Como era de esperarse, no podía pasar mucho tiempo antes de que un acontecimiento tan dramático -y tan espectacular- como la caída de las Torres Gemelas se convirtiese en tema de novela. Al principio, los escritores parecían no animarse a emprender esta tarea: preferían invocar la consigna de Adorno y dejar pasar el tiempo para que el dolor se diluyese poco a poco. Convencidos por George Bush de la necesidad de la venganza y el castigo, la literatura parecía un ejercicio superfluo que en nada contribuía a la victoria. No obstante, conforme empezaron a transcurrir los meses esta prohibición tácita desapareció ante la urgente necesidad de volver a admirar las Torres Gemelas en su sitio, de presenciar de nuevo su caída y tratar de conferirle algún sentido a las muertes de sus ocupantes.
Desde entonces, los libros de ficción sobre el 11 de septiembre -una mera fecha convertida en una señal ominosa- no han dejado de proliferar: La inmensidad del aquí y el ahora, de Paul West (2003); La escritura en el muro, de Lynne Sharon Schwartz (2005); Querida Zoe, de Philip Beard (2005), o incluso A la sombra de las No-Torres, del caricaturista Art Spiegelman (2004).

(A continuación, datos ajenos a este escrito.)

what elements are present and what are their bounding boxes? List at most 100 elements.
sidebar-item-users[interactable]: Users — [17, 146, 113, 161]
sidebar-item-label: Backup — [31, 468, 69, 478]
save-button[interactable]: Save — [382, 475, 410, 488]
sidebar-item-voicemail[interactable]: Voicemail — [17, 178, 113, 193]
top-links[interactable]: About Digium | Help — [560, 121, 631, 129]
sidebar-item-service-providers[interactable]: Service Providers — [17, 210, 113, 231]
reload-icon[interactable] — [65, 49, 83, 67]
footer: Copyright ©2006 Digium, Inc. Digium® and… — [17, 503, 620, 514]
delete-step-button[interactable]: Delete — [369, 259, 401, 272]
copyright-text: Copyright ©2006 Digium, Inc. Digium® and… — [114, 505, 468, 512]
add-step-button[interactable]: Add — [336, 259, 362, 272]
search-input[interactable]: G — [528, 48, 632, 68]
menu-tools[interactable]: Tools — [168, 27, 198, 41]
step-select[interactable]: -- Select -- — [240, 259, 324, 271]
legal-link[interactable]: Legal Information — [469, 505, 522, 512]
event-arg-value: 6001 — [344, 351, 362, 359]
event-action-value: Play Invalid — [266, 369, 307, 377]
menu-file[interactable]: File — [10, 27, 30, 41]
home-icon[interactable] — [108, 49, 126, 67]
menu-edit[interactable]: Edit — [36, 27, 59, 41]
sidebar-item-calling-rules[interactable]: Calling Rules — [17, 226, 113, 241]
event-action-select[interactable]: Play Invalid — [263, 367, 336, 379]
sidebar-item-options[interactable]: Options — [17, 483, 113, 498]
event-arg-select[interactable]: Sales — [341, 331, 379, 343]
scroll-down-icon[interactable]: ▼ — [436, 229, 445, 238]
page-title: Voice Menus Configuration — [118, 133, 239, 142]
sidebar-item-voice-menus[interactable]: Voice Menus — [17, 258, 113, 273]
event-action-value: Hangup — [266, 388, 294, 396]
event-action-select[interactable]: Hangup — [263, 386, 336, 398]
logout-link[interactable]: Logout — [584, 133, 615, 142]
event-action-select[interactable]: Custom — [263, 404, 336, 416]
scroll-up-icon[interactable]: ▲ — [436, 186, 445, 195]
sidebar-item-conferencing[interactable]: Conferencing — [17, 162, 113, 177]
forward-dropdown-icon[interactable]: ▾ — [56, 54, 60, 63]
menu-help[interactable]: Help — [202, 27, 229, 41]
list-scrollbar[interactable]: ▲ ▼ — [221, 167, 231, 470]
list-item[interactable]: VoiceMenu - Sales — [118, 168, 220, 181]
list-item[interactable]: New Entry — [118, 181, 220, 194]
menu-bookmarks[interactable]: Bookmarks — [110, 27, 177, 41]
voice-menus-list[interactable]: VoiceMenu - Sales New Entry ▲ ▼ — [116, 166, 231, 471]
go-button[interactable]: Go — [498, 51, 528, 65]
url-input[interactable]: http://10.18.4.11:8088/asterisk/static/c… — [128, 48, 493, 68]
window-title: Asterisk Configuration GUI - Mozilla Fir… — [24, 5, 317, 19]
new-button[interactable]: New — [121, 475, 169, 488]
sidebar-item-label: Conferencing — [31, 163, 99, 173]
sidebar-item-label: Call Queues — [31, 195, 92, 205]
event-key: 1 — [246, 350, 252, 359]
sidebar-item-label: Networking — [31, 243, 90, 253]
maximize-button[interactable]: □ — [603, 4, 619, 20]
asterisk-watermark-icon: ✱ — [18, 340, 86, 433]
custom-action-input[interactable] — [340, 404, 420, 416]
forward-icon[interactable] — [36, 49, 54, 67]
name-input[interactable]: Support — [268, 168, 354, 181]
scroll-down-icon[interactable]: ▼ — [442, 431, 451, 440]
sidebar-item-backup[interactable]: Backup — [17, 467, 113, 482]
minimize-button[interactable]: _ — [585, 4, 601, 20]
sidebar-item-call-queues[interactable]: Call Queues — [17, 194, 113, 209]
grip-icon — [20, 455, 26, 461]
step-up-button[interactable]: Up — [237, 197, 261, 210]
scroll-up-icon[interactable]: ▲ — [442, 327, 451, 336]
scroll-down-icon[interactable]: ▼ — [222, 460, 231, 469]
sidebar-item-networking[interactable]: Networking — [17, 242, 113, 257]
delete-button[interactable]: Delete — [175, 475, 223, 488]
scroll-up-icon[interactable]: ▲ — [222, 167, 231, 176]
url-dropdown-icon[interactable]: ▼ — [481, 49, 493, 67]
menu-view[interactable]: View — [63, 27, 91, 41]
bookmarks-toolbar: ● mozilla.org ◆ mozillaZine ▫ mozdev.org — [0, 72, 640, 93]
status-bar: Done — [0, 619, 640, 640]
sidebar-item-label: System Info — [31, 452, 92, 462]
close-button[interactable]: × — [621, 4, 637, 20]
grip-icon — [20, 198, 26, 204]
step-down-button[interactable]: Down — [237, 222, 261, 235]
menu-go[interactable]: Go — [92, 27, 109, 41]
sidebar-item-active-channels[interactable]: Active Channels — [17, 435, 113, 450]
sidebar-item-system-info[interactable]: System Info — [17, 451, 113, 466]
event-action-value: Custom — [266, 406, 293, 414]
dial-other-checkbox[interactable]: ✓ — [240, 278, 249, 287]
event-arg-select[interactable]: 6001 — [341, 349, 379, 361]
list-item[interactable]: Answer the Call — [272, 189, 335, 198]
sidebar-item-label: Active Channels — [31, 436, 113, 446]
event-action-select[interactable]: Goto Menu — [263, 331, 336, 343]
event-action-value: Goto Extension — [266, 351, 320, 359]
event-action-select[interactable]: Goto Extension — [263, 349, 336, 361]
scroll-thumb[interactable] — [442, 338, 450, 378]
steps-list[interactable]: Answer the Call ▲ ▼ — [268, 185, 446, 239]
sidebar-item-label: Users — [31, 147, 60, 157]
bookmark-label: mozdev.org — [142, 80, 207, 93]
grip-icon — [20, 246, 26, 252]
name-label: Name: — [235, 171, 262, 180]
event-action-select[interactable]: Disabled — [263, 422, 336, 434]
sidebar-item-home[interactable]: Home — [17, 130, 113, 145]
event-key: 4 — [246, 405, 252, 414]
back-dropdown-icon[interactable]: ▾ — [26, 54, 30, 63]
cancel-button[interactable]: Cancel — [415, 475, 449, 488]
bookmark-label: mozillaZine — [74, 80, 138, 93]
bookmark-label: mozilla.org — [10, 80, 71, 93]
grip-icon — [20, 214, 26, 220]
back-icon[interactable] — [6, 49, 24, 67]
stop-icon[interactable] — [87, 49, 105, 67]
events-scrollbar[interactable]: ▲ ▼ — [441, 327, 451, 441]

Sin embargo, tres novelas han recibido una atención especial por parte del público y la crítica, provenientes de tres ámbitos culturales distintos: Windows on the World, del francés Frédéric Beigbeder (2003, en inglés en 2005); Sábado, del británico Ian McEwan (2005), y Extremadamente ruidoso e increíblemente cercano, del estadounidense Jonathan Safran Foer (2005).
La primera pregunta que un novelista se hace frente a un hecho de esta magnitud es: ¿cómo afrontarlo? ¿De manera directa o elusiva? ¿Centrándose en las víctimas, en los verdugos, en el horror? ¿Cómo escapar del sentimentalismo y al mismo tiempo conseguir la esperada hondura sentimental, el pathos que requieren los lectores?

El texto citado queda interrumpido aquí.